Depuis le 1er octobre 2006, la Globe General Agencies, qui gère de nombreux appartements, dont près de 5 000 à Winnipeg, interdit l’usage du tabac aux nouveaux locataires de ses immeubles du Manitoba. Même si cette nouvelle politique a été contestée par une ancienne fumeuse, on apprenait, à la fin février, qu’un médiateur de la Residential Tenancies Branch (l’équivalent de la Régie du logement du Québec) a donné raison au propriétaire.

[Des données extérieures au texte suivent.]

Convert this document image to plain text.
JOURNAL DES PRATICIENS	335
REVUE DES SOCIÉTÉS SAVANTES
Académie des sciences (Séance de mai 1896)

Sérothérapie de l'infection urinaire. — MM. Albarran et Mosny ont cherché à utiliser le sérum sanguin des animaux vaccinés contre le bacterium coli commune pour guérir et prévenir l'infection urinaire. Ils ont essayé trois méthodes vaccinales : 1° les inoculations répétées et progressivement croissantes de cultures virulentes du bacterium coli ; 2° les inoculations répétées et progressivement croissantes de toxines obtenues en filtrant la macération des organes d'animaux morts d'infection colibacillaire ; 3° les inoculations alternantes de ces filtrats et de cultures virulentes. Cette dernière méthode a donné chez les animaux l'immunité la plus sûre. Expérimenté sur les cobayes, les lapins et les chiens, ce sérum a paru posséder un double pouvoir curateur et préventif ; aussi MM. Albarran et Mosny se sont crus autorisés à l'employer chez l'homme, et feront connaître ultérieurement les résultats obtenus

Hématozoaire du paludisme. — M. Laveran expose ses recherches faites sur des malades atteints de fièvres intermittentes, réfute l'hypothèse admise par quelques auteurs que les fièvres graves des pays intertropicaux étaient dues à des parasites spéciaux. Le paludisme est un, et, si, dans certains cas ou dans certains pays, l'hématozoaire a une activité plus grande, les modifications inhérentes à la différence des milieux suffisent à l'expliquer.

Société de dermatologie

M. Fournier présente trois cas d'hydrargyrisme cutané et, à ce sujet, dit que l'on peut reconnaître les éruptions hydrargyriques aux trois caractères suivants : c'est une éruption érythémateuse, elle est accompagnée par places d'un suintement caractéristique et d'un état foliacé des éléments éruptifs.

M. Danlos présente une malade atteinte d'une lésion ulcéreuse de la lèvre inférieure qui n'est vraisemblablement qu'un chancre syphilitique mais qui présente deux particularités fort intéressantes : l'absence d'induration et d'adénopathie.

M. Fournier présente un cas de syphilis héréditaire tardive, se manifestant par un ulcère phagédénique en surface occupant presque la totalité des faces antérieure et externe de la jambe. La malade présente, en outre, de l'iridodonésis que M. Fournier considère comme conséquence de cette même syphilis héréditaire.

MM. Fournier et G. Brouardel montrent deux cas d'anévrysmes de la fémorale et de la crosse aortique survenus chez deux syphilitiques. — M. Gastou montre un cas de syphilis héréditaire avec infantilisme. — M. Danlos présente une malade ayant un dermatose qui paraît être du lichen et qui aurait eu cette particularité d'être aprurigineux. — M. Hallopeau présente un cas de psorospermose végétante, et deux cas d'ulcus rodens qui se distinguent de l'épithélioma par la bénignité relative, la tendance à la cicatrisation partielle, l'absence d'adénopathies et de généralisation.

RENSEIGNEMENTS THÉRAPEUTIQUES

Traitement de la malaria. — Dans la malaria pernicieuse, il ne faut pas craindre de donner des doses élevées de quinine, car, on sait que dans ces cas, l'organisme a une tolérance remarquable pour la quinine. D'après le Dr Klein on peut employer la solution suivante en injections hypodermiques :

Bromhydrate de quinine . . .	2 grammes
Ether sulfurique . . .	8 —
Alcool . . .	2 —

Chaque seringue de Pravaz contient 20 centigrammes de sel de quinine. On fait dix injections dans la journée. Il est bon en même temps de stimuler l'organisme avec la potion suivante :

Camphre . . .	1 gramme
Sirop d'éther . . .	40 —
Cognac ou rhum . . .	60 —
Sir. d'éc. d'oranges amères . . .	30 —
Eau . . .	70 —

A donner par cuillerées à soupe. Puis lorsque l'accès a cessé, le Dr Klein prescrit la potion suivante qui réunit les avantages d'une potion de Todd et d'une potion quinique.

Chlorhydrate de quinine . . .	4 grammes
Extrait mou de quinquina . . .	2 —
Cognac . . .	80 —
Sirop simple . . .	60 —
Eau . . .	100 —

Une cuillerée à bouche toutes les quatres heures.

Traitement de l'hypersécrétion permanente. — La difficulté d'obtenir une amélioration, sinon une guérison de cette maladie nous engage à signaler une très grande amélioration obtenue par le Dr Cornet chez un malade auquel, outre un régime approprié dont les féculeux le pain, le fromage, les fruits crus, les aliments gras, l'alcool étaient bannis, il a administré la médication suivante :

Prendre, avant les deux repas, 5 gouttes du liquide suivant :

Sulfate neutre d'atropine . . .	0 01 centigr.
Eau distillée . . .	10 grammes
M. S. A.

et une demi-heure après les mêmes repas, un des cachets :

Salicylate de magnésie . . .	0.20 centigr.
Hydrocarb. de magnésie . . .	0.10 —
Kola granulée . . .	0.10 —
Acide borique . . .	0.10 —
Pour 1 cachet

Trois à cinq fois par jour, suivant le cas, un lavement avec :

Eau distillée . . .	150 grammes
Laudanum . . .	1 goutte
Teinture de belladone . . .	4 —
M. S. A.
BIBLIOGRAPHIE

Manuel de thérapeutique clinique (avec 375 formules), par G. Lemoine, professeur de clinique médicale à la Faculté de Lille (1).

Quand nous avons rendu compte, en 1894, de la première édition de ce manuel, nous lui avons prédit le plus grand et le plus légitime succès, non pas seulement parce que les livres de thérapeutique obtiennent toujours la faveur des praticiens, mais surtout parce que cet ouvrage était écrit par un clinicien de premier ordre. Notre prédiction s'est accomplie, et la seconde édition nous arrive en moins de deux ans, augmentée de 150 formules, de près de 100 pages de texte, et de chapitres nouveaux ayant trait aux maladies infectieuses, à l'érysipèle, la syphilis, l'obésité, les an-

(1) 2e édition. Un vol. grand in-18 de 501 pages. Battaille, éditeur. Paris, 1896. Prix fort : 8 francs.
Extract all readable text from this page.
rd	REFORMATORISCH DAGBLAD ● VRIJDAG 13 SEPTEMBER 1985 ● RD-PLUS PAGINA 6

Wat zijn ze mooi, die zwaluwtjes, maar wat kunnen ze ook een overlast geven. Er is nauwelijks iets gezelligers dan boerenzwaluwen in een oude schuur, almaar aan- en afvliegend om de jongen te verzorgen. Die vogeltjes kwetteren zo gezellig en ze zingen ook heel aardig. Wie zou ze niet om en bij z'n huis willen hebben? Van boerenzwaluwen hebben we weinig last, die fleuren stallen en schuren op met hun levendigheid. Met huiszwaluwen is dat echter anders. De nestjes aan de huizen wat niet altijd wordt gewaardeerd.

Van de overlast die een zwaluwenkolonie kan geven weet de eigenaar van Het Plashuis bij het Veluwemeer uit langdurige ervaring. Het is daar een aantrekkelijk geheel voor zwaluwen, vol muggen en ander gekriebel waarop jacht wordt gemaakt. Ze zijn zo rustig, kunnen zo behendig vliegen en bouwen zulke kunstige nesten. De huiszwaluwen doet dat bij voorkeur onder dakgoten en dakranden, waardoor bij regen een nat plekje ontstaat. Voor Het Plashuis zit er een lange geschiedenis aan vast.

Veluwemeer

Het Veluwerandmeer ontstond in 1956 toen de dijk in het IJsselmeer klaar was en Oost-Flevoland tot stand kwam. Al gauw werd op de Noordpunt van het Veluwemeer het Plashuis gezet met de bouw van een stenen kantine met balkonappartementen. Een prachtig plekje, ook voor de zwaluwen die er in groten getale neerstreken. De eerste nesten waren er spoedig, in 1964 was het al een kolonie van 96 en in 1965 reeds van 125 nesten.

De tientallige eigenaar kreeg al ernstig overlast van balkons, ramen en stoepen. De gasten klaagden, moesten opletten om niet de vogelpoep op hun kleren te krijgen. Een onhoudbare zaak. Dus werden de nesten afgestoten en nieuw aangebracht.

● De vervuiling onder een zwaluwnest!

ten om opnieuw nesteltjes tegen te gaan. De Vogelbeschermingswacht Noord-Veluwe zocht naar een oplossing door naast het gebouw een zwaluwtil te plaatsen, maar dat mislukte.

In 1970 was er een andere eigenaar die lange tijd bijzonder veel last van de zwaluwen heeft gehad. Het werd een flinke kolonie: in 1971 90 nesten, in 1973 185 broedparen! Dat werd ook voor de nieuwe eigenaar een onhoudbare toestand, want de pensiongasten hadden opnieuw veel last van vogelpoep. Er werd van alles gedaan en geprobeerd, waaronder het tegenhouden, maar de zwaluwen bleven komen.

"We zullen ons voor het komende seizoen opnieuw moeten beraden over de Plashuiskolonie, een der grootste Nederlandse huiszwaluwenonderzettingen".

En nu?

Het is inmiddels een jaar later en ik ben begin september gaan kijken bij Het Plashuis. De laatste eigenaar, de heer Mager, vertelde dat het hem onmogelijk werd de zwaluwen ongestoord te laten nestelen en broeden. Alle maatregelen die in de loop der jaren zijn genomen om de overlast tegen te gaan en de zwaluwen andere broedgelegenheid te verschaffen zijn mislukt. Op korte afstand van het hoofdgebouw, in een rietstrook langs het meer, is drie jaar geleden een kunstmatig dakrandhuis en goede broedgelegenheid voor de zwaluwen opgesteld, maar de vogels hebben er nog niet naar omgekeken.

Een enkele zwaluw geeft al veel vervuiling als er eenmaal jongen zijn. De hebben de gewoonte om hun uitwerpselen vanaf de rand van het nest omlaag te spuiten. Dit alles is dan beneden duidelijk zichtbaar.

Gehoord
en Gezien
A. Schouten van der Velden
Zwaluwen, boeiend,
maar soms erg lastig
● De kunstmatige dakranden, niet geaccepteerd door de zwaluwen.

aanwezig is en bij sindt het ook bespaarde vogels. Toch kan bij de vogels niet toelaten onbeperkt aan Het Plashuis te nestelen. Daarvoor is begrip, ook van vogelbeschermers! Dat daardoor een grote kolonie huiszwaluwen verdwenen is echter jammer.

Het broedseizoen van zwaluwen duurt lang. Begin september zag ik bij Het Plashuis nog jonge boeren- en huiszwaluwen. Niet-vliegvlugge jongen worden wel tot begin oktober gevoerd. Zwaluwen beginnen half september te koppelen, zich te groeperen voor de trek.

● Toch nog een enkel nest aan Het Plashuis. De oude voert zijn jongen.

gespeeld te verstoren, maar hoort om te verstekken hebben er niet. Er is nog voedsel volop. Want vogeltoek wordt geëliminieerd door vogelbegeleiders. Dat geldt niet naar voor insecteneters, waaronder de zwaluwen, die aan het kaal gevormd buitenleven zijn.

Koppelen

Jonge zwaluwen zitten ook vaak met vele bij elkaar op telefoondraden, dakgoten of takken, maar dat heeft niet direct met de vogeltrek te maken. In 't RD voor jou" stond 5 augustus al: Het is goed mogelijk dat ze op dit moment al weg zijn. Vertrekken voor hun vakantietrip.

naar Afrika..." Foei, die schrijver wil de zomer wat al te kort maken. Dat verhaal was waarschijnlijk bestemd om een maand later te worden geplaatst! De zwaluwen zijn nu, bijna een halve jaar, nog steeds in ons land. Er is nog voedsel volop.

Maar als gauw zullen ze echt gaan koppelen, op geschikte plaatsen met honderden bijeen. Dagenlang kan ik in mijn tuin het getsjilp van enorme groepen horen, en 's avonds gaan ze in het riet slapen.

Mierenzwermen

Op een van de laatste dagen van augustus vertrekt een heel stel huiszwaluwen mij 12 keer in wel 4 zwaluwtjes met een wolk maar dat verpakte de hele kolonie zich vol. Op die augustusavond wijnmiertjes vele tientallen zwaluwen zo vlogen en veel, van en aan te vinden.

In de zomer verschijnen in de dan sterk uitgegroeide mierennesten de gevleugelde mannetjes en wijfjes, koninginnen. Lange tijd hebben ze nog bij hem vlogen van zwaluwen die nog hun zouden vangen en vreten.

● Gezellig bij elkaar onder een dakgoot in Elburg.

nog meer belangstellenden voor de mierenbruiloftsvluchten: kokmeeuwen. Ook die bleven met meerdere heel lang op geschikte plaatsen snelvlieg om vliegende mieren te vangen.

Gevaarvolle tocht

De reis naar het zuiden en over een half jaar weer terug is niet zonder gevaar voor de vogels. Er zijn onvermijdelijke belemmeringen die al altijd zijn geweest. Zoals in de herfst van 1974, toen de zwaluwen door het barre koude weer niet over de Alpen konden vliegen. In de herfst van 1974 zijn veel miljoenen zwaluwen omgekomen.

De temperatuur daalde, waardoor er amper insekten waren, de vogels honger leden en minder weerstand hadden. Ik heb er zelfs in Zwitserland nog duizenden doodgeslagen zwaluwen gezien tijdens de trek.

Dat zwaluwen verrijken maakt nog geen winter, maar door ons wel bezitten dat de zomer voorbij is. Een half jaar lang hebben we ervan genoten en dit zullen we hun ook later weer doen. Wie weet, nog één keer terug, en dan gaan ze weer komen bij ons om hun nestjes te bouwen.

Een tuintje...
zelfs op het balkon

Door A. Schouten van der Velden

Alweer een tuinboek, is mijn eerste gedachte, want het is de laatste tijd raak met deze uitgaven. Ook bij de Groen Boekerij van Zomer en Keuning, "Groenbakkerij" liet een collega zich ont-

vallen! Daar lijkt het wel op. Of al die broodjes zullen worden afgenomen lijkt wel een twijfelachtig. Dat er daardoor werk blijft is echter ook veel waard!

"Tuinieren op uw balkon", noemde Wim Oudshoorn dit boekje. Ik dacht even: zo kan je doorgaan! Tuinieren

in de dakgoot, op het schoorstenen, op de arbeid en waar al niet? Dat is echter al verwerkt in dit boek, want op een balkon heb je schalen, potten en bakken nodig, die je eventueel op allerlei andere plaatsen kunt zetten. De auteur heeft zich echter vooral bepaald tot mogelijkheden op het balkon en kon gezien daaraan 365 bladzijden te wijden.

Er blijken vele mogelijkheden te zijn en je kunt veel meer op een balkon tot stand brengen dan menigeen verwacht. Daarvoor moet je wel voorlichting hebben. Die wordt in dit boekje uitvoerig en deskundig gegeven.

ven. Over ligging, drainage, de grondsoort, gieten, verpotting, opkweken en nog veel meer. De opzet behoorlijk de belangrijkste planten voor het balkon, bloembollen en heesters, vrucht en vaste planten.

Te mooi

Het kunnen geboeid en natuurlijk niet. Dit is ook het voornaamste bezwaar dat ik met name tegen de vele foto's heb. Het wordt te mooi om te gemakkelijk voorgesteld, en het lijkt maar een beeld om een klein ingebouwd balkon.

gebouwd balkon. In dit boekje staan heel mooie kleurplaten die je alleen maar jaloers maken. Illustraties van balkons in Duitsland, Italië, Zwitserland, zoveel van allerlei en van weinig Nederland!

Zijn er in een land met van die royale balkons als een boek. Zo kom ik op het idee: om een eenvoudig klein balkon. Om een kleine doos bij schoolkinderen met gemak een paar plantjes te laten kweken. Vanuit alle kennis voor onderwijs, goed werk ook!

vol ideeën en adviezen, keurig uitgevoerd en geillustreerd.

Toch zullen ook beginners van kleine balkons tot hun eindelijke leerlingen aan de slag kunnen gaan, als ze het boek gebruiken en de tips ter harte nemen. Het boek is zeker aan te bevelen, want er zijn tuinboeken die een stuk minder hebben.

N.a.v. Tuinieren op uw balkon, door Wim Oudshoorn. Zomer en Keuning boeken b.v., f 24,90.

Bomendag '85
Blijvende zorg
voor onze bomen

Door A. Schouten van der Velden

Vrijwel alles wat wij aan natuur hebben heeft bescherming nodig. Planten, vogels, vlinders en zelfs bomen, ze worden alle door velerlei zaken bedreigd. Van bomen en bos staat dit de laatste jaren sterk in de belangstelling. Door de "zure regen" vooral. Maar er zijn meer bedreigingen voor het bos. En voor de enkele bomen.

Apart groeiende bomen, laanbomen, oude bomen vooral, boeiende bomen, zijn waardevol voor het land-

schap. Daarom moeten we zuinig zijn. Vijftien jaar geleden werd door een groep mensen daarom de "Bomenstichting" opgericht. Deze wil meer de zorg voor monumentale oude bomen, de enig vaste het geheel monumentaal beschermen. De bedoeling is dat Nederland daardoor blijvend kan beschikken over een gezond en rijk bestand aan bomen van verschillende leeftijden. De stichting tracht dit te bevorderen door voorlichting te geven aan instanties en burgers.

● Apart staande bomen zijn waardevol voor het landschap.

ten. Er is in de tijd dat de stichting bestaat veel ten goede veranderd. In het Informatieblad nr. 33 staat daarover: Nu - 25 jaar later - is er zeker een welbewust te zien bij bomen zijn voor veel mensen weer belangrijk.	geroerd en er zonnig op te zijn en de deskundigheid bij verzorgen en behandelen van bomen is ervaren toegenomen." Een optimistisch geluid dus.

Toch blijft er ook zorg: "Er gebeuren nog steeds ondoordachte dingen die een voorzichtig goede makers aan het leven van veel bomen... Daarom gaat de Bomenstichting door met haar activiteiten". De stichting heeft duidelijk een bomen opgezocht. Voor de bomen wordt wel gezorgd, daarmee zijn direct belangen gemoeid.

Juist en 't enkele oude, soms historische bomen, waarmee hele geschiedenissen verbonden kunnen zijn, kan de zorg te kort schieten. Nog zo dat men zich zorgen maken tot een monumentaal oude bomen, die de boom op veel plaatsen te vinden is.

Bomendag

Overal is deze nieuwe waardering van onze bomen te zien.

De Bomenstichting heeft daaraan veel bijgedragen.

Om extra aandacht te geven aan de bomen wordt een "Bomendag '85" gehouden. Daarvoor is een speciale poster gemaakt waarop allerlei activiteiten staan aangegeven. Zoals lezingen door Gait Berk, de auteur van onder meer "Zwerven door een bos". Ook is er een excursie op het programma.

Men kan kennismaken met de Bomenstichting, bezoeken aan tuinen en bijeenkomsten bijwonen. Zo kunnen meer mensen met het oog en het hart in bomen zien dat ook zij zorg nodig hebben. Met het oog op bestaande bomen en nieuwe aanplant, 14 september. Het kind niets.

Ce dernier a conclu que ce règlement contribuera non seulement à améliorer la sécurité et le bien-être des locataires, mais qu’il réduira aussi les dépenses de nettoyage et de rénovations causées par la fumée de tabac.

La Presse Canadienne rapportait que la Globe General Agencies prévoit éventuellement étendre cette interdiction à ses immeubles d’Edmonton, de Saskatoon et de Montréal.

Rouler sans fumée

Grâce à une subvention fédérale, la diffusion des messages radio de la campagne « Rouler sans fumée », du Centre option-prévention T.V.D.S. (qui se consacre à la lutte contre les toxicomanies, la violence, la délinquance et le sida) a été prolongée pendant tout le mois de mars, dans 10 régions du Québec. Par ailleurs, dans le cadre d’un nouveau volet, des intervenants du Centre se rendaient à l’improviste dans des entreprises, pour encourager les employés à s’abstenir de fumer lorsqu’ils utilisent leur véhicule pour se rendre au travail.